UM's camp used to cost $390. Golden has slashed it down $55.

"We're going to keep that price low," Golden said. "It's $40 through President's Day weekend, then will go up to $55. It's not a money maker for us. It’s about getting to know the high school coaches, giving kids an opportunity. The camp is designed so if you don't get a scholarship offer from Miami – FIU, FAU, Bethnue Cookman, MAC schools, a bunch of 1-AA schools – all those schools will be here and represented so there's a safety net in there. It's not just going to benefit you if you want to go to Miami, but it will benefit you if you want to go to one of those other institutions as well."

How does it work? "You show up at 8, you get introduced to the staff, we break you down into groups and you do a bunch of drills on offense, then you do a bunch of drills on defense, then you have a chance to go to lunch on campus - inside, for a barbecue," Golden said.

"We'll finish up with some one on ones and some competition at the end. It's really an 8 to 4 deal. We coach the heck out of them. We have it down cold. We’re going to develop them. They're going to learn. Hopefully, the goal is to get them back again.

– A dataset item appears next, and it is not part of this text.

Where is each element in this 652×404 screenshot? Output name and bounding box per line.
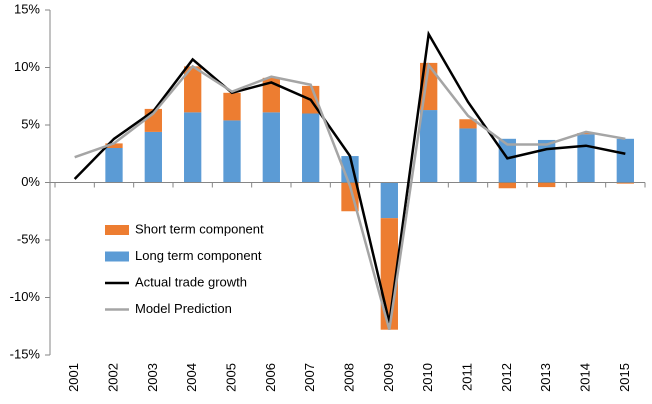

We have six of those dates in June."

Of course, Golden still isn't done with 2011.

The Hurricanes, ranked as having the 36th-best recruiting class in the country by Rivals.com, could end up moving up a few more notches tonight if Jacoby Brissett decides UM (which didn't begin recruiting him until three weeks ago) is really the best place for his future.

But gain a quarterback or watch him go elsewhere tonight, we've learned at least one thing over the last six weeks: Al Golden is not going to be a stranger in his own backyard very long.